Il faut croire que l’objet imaginaire fondateur du poème, ne sera jamais vraiment montré dans le texte final. Le poème est une tentative inadéquate de présentation de cet objet, sur un mode polysémique. C’est pourtant le seul mode qui puisse permettre un certain regard sur l’objet. Tout discours analytique est de trop, comme un habit – fût-il de lumière – sur un corps qui ne sera jamais perçu dans sa nudité essentielle. G. Bachelard l’a bien compris dans son oeuvre au diapason des poètes. Pour approcher le poème, il fallait, pensait-il, laisser le savant de côté et faire rebondir l’image sur l’image dans une perspective d’imagination créatrice et de retentissement.

Ainsi la méditation est créatrice à partir de l’objet imaginaire. Il s’agit bien d’un objet nouveau qui apparaît dans et par le poème. Cet objet est institué par l’objet imaginaire mais il est, simultanément, instituant dans l’ordre du langage et de l’économie libidinale de l’auteur. Une seule image inventée par un poète peut lui sauver la vie, comme elle peut contribuer à faire mourir un lecteur surpris par sa puissance inconsciente. Tout authentique poème est une petite bombe dans l’ordre du sens. Déranger cet ordre peut, suivant le cas, faire naître ou tuer sans hésitation.

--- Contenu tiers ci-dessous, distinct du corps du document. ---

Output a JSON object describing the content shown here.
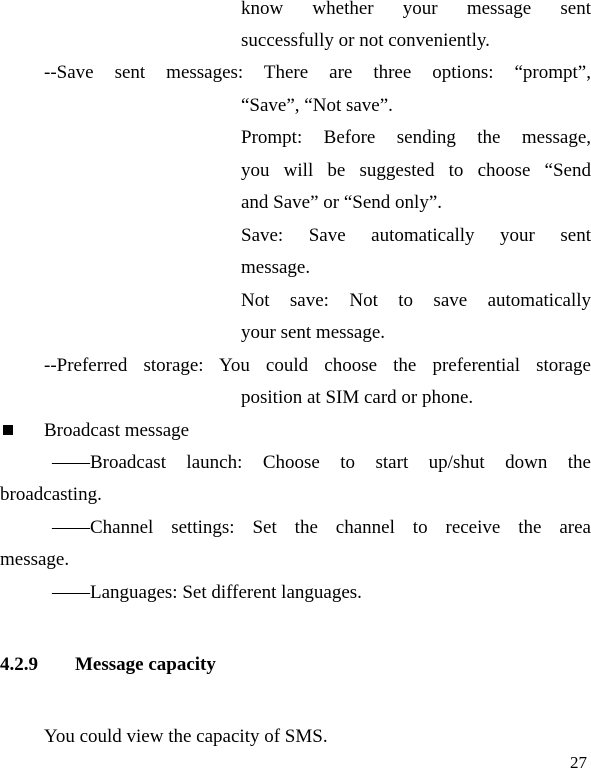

La méditation créatrice, en tant que liée à la création, présente une tri-dimensionnalité : une dimension théologique, une dimension maternelle et une dimension d’altérité. Le créateur est à la fois le substitut de dieu, le porteur d’une oeuvre enfantée dans la douleur comme dans le plaisir et celui dont l’oeuvre ne peut exister sans le regard critique de l’Autre.

Plus encore la création poétique est de l’ordre de l’improvisation, c’est-à-dire du “commencement”. Un poème naissant se donne à voir pour la première fois, sinon il n’est qu’un monument versifié ou un plagiat inconscient. L’image éblouit en premier lieu le créateur lui-même. Elle est le trait-d’union qui constitue une des mailles de la symbolique poétique sans cesse en voie de création, toujours inachevée. Trait d’union entre ce champ symbolique représentant l’ensemble de la production poétique de l’humanité et l’imaginaire, à la fois singulier du poète et l’inconscient collectif archétypal qui, nécessairement, le dépasse et le relie à la création imaginaire phylogénétique.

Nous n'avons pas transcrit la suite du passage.